Sometimes, I find practicing yoga to be the hardest thing in the world to do.
When these times of struggle and hardship appear, more often than not it has nothing to do with my asana or physical abilities, and everything to do with my attitude, the thoughts in my head, and what’s going on in my everyday life.
There are times when I come to my yoga mat and I feel anything but peaceful. Instead, I feel tired, confused, and defeated in my everyday life, and my yoga quickly becomes a mirror that I can use to look at myself more clearly and more honestly.
It is on my yoga mat that I ask myself some serious questions.
...And sometimes, I don't want to know the answers. I’d rather just escape to my breath and hope for the best.
This is where I do some of my best self-reflection and self-awareness work. I ask myself questions like, “What are my intentions for this life, and are they pure?” and “Why do I teach yoga and why do I want to share this craft?”
From a safe position on my yoga mat, I take a close, hard look at why I am doing the things I am doing. I explore my sources of inspiration and motivation, and I ask myself if what I am doing with my life is done out of love, understanding, and service… or if my motives are simply self-serving.
When I catch myself with self-serving motives, I go a deeper within, and I explore the possibility that maybe there is nothing wrong with looking out for myself every once in a while. In sharing my struggles, my vulnerability, and my authentic self, I know deep down that I am helping others not to feel so alone.
I remind myself that self-preservation is good for the soul, and I return to my life’s mission of serving the world around me with love and understanding.
My yoga mat is also my sanctuary.
My yoga mat is a place where I rest my weary body, mind, and spirit.
By including the practices of yoga nidra (deep relaxation) and restorative asana, I am able to experience absolute surrender and rest. I come to this place to heal my mind, my body, and my soul. I let go as I am fully wrapped in blankets, and sensations of calm and abundant love.
This practice fills me with deep gratitude, and I sometimes catch myself relishing in how luxurious it all feels. Sometimes I even catch myself feeling selfish, and I must remind myself that it is necessary to recharge my batteries if I am to continue on with my mission.
My yoga mat is also where my asana gets a-kicking.
When I have extra energy to burn off, or when I am feeling anxious, I come to my mat for a strong Vinyasa practice to bring me back to a place of peaceful surrender. It is here that I experience extreme gratitude for what my body can do, so I can stop focusing on what it can't do and what I don't have.
I come to realize that the things I can’t do in my asana practice are really just opportunities to discover how I can overcome obstacles and change my perceptions. It allows me to be open to what is.
What my yoga practice never does is judge me or let me down.
Instead, it is always there to support me even when my world and all the people in it are not.
My yoga never tells me I am not good enough. I may, however, tell myself that and then it becomes a self-filling prophecy.
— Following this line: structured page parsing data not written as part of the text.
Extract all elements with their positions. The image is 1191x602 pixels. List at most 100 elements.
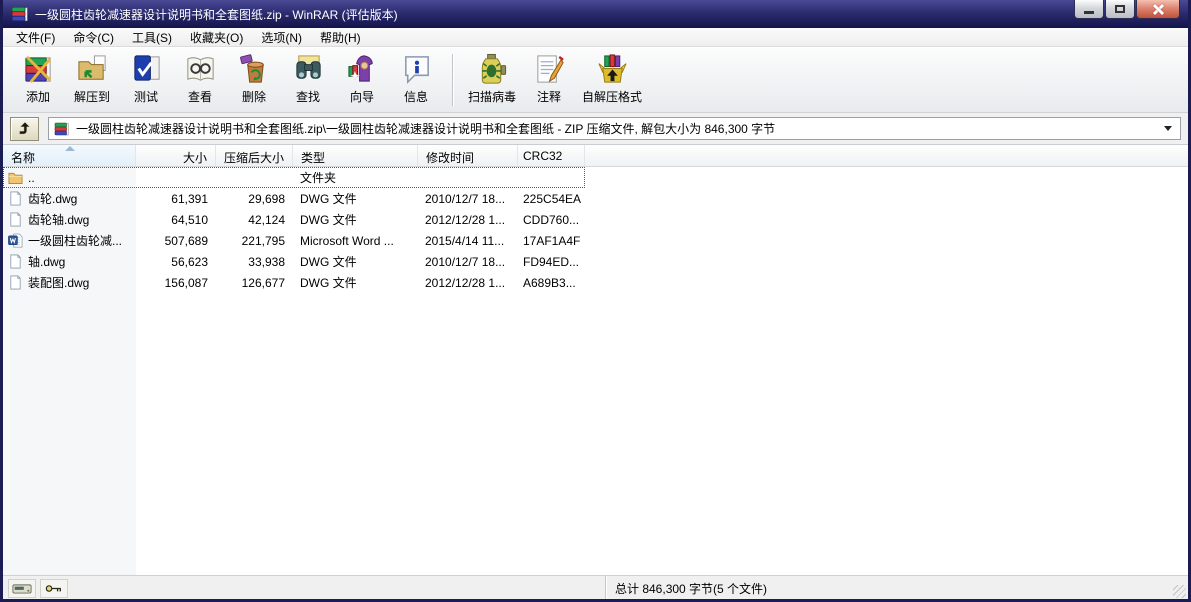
file-icon (10, 254, 21, 269)
find-button[interactable]: 查找 (281, 51, 335, 109)
minimize-button[interactable] (1074, 0, 1104, 19)
view-file-icon (186, 57, 214, 81)
test-label: 测试 (133, 90, 158, 104)
info-label: 信息 (403, 90, 428, 104)
toolbar: 添加 解压到 测试 查看 删除 查找 向导 信息 扫描病毒 注释 自解压格式 (3, 47, 1188, 113)
statusbar-right: 总计 846,300 字节(5 个文件) (606, 576, 1188, 599)
total-summary: 总计 846,300 字节(5 个文件) (615, 581, 768, 596)
window-controls (1073, 0, 1180, 19)
comment-icon (536, 55, 564, 83)
file-list: 名称 大小 压缩后大小 类型 修改时间 CRC32 .. 文件夹 齿轮.dwg … (3, 145, 1188, 575)
up-one-level-button[interactable] (10, 116, 39, 141)
cell-name: 轴.dwg (3, 253, 136, 270)
cell-size: 64,510 (171, 212, 208, 227)
info-icon (404, 56, 429, 84)
wizard-label: 向导 (349, 90, 374, 104)
sfx-icon (597, 54, 627, 83)
key-icon (45, 584, 61, 592)
minimize-icon (1084, 10, 1094, 14)
menu-commands[interactable]: 命令(C) (64, 27, 123, 48)
cell-crc: CDD760... (523, 212, 580, 227)
virus-scan-label: 扫描病毒 (468, 90, 517, 104)
cell-modified: 2010/12/7 18... (425, 254, 506, 269)
cell-packed: 126,677 (241, 275, 285, 290)
wizard-button[interactable]: 向导 (335, 51, 389, 109)
cell-size: 61,391 (171, 191, 208, 206)
extract-to-icon (77, 55, 106, 80)
close-button[interactable] (1136, 0, 1180, 19)
column-label: 名称 (11, 151, 36, 165)
toolbar-separator (452, 54, 453, 106)
info-button[interactable]: 信息 (389, 51, 443, 109)
cell-type: DWG 文件 (300, 276, 357, 290)
file-icon (10, 275, 21, 290)
cell-name: .. (3, 170, 136, 185)
menu-tools[interactable]: 工具(S) (123, 27, 181, 48)
add-label: 添加 (25, 90, 50, 104)
word-doc-icon (8, 233, 23, 248)
address-path: 一级圆柱齿轮减速器设计说明书和全套图纸.zip\一级圆柱齿轮减速器设计说明书和全… (76, 122, 776, 136)
virus-scan-button[interactable]: 扫描病毒 (462, 51, 522, 109)
list-header: 名称 大小 压缩后大小 类型 修改时间 CRC32 (3, 145, 1188, 167)
column-header-size[interactable]: 大小 (136, 145, 216, 166)
list-item-file[interactable]: 装配图.dwg 156,087 126,677 DWG 文件 2012/12/2… (3, 272, 585, 293)
menu-favorites[interactable]: 收藏夹(O) (181, 27, 252, 48)
cell-type: 文件夹 (300, 171, 337, 185)
close-icon (1152, 3, 1164, 15)
delete-label: 删除 (241, 90, 266, 104)
cell-packed: 221,795 (241, 233, 285, 248)
list-item-file[interactable]: 齿轮轴.dwg 64,510 42,124 DWG 文件 2012/12/28 … (3, 209, 585, 230)
column-header-modified[interactable]: 修改时间 (418, 145, 518, 166)
comment-button[interactable]: 注释 (522, 51, 576, 109)
cell-crc: 225C54EA (523, 191, 582, 206)
window-title: 一级圆柱齿轮减速器设计说明书和全套图纸.zip - WinRAR (评估版本) (35, 7, 398, 22)
list-item-file[interactable]: 轴.dwg 56,623 33,938 DWG 文件 2010/12/7 18.… (3, 251, 585, 272)
find-icon (295, 55, 321, 79)
list-item-file[interactable]: 齿轮.dwg 61,391 29,698 DWG 文件 2010/12/7 18… (3, 188, 585, 209)
delete-button[interactable]: 删除 (227, 51, 281, 109)
sort-asc-icon (65, 146, 75, 151)
view-button[interactable]: 查看 (173, 51, 227, 109)
menu-file[interactable]: 文件(F) (7, 27, 64, 48)
file-icon (10, 191, 21, 206)
password-cell[interactable] (40, 578, 68, 598)
file-name: 一级圆柱齿轮减... (28, 234, 123, 248)
folder-icon (8, 172, 23, 184)
titlebar: 一级圆柱齿轮减速器设计说明书和全套图纸.zip - WinRAR (评估版本) (3, 0, 1188, 28)
list-item-parent-dir[interactable]: .. 文件夹 (3, 167, 585, 188)
drive-icon (12, 583, 32, 593)
add-button[interactable]: 添加 (11, 51, 65, 109)
column-header-name[interactable]: 名称 (3, 145, 136, 166)
column-header-type[interactable]: 类型 (293, 145, 418, 166)
file-name: .. (28, 170, 35, 185)
folder-up-icon (19, 122, 30, 135)
delete-icon (239, 54, 264, 83)
wizard-icon (347, 55, 373, 82)
extract-to-button[interactable]: 解压到 (65, 51, 119, 109)
addressbar: 一级圆柱齿轮减速器设计说明书和全套图纸.zip\一级圆柱齿轮减速器设计说明书和全… (3, 113, 1188, 145)
test-button[interactable]: 测试 (119, 51, 173, 109)
file-name: 齿轮轴.dwg (28, 213, 90, 227)
list-rows: .. 文件夹 齿轮.dwg 61,391 29,698 DWG 文件 2010/… (3, 167, 1188, 293)
sfx-button[interactable]: 自解压格式 (576, 51, 648, 109)
cell-type: DWG 文件 (300, 255, 357, 269)
column-header-crc32[interactable]: CRC32 (518, 145, 585, 166)
cell-size: 507,689 (164, 233, 208, 248)
virus-scan-icon (481, 53, 506, 84)
menu-help[interactable]: 帮助(H) (311, 27, 370, 48)
file-name: 装配图.dwg (28, 276, 90, 290)
drive-select-cell[interactable] (8, 578, 36, 598)
test-archive-icon (133, 55, 160, 81)
menu-options[interactable]: 选项(N) (252, 27, 311, 48)
address-dropdown-icon[interactable] (1164, 126, 1172, 131)
list-item-file[interactable]: 一级圆柱齿轮减... 507,689 221,795 Microsoft Wor… (3, 230, 585, 251)
maximize-button[interactable] (1105, 0, 1135, 19)
statusbar-left (3, 576, 606, 599)
cell-packed: 33,938 (248, 254, 285, 269)
resize-grip[interactable] (1173, 585, 1186, 598)
comment-label: 注释 (537, 90, 562, 104)
address-combobox[interactable]: 一级圆柱齿轮减速器设计说明书和全套图纸.zip\一级圆柱齿轮减速器设计说明书和全… (48, 117, 1181, 140)
extract-to-label: 解压到 (73, 90, 110, 104)
column-header-packed[interactable]: 压缩后大小 (216, 145, 293, 166)
cell-modified: 2010/12/7 18... (425, 191, 506, 206)
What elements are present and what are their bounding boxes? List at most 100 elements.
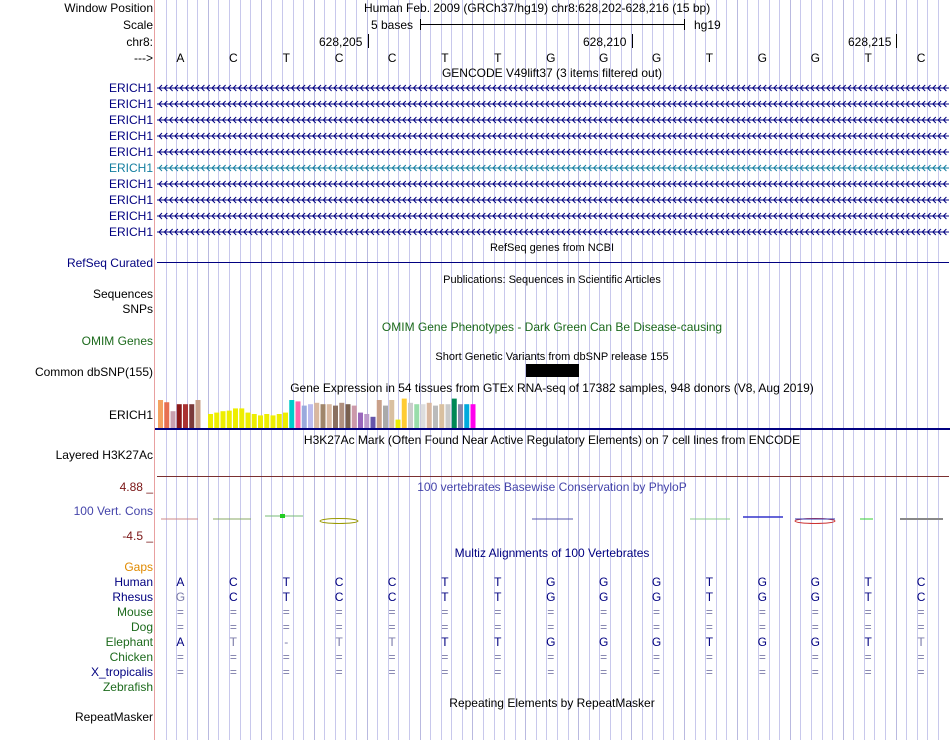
gtex-tissue-bar[interactable] [258,415,263,428]
window-position-value[interactable]: Human Feb. 2009 (GRCh37/hg19) chr8:628,2… [364,1,710,15]
gtex-tissue-bar[interactable] [239,408,245,428]
gtex-tissue-bar[interactable] [326,404,332,428]
gtex-tissue-bar[interactable] [389,400,395,428]
gencode-transcript-label[interactable]: ERICH1 [109,81,153,95]
gencode-transcript-label[interactable]: ERICH1 [109,209,153,223]
h3k27ac-track-label[interactable]: Layered H3K27Ac [56,448,153,462]
gtex-tissue-bar[interactable] [220,411,226,428]
gtex-expression-bars[interactable] [155,395,950,431]
gtex-tissue-bar[interactable] [351,405,357,428]
gencode-transcript-intron[interactable] [157,115,949,125]
gtex-tissue-bar[interactable] [189,404,195,428]
grid-line [853,0,855,740]
multiz-species-label[interactable]: Zebrafish [103,680,153,694]
refseq-gene-line[interactable] [157,262,949,263]
multiz-base: T [494,635,502,649]
gtex-tissue-bar[interactable] [251,414,257,428]
gtex-tissue-bar[interactable] [183,404,188,428]
gencode-transcript-label[interactable]: ERICH1 [109,129,153,143]
publications-sequences-label[interactable]: Sequences [93,287,153,301]
gtex-tissue-bar[interactable] [158,400,163,428]
gtex-tissue-bar[interactable] [401,398,407,428]
gencode-transcript-label[interactable]: ERICH1 [109,145,153,159]
gtex-tissue-bar[interactable] [364,414,370,428]
multiz-species-label[interactable]: Dog [131,620,153,634]
gtex-gene-label[interactable]: ERICH1 [109,408,153,422]
gencode-transcript-intron[interactable] [157,227,949,237]
gencode-transcript-intron[interactable] [157,179,949,189]
gencode-transcript-label[interactable]: ERICH1 [109,193,153,207]
gtex-tissue-bar[interactable] [314,402,320,428]
multiz-species-label[interactable]: Elephant [106,635,153,649]
gtex-tissue-bar[interactable] [439,404,445,428]
gtex-tissue-bar[interactable] [395,419,401,428]
gencode-transcript-label[interactable]: ERICH1 [109,161,153,175]
multiz-species-label[interactable]: Chicken [110,650,153,664]
gtex-tissue-bar[interactable] [420,404,426,428]
gtex-tissue-bar[interactable] [295,401,301,428]
gtex-tissue-bar[interactable] [370,416,376,428]
gencode-transcript-label[interactable]: ERICH1 [109,113,153,127]
multiz-base: = [811,620,819,634]
cons-wiggle[interactable] [155,510,950,530]
gtex-tissue-bar[interactable] [445,404,451,428]
gtex-tissue-bar[interactable] [458,404,463,428]
gtex-tissue-bar[interactable] [170,411,176,428]
gtex-tissue-bar[interactable] [245,412,251,428]
dbsnp-variant-block[interactable] [526,364,579,377]
gencode-transcript-intron[interactable] [157,131,949,141]
grid-line [239,0,241,740]
gencode-transcript-intron[interactable] [157,211,949,221]
cons-track-label[interactable]: 100 Vert. Cons [74,504,153,518]
gtex-tissue-bar[interactable] [233,408,238,428]
refseq-track-label[interactable]: RefSeq Curated [67,256,153,270]
multiz-species-label[interactable]: Mouse [117,605,153,619]
gtex-tissue-bar[interactable] [176,404,182,428]
gtex-tissue-bar[interactable] [433,405,438,428]
gencode-transcript-label[interactable]: ERICH1 [109,97,153,111]
gtex-tissue-bar[interactable] [414,404,420,428]
gtex-tissue-bar[interactable] [201,425,207,428]
gencode-transcript-intron[interactable] [157,83,949,93]
gencode-transcript-label[interactable]: ERICH1 [109,225,153,239]
gtex-tissue-bar[interactable] [451,398,457,428]
gtex-tissue-bar[interactable] [283,412,288,428]
gtex-tissue-bar[interactable] [383,405,388,428]
gtex-tissue-bar[interactable] [214,412,220,428]
dbsnp-track-label[interactable]: Common dbSNP(155) [35,365,153,379]
gtex-tissue-bar[interactable] [320,404,326,428]
gtex-tissue-bar[interactable] [226,410,232,428]
multiz-species-label[interactable]: X_tropicalis [91,665,153,679]
gtex-tissue-bar[interactable] [276,414,282,428]
gencode-transcript-intron[interactable] [157,163,949,173]
gtex-tissue-bar[interactable] [301,405,307,428]
strand-arrow-label[interactable]: ---> [134,51,153,65]
gtex-tissue-bar[interactable] [470,404,476,428]
gtex-tissue-bar[interactable] [464,404,470,428]
gencode-transcript-intron[interactable] [157,147,949,157]
multiz-gaps-label[interactable]: Gaps [124,560,153,574]
gtex-tissue-bar[interactable] [426,402,432,428]
gtex-tissue-bar[interactable] [289,400,295,428]
multiz-base: = [176,605,184,619]
gtex-tissue-bar[interactable] [164,402,170,428]
gtex-tissue-bar[interactable] [270,415,276,428]
gencode-transcript-intron[interactable] [157,99,949,109]
gtex-tissue-bar[interactable] [208,414,213,428]
gtex-tissue-bar[interactable] [358,412,363,428]
gencode-transcript-label[interactable]: ERICH1 [109,177,153,191]
gtex-tissue-bar[interactable] [339,402,345,428]
repeatmasker-track-label[interactable]: RepeatMasker [75,710,153,724]
gtex-tissue-bar[interactable] [376,400,382,428]
gencode-transcript-intron[interactable] [157,195,949,205]
gtex-tissue-bar[interactable] [408,402,413,428]
gtex-tissue-bar[interactable] [308,404,313,428]
publications-snps-label[interactable]: SNPs [122,302,153,316]
gtex-tissue-bar[interactable] [195,400,201,428]
gtex-tissue-bar[interactable] [345,404,351,428]
multiz-species-label[interactable]: Human [114,575,153,589]
gtex-tissue-bar[interactable] [264,414,270,428]
omim-track-label[interactable]: OMIM Genes [82,334,153,348]
multiz-species-label[interactable]: Rhesus [112,590,153,604]
gtex-tissue-bar[interactable] [333,405,338,428]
My yoga is here to remind me that setbacks happen and that they are simply an opportunity for growth.
Most of all, my yoga practice is my therapist, my cheerleader, my happy place, and my sad place. ~Dianne Bondy
My yoga mat is a place of wonder, and a place of understanding. Together, these places are either a warm hug, or a kick in my ass. When I am lost in my practice, I arrive at a place of compassionate self-reflection, and my mat becomes a safe place to find inner peace.
Above all else, my practice is not anyone else's, my body is not anyone else's, and my yoga doesn’t look like anyone else's. It is just mine—and lost in it all, I am free to be me.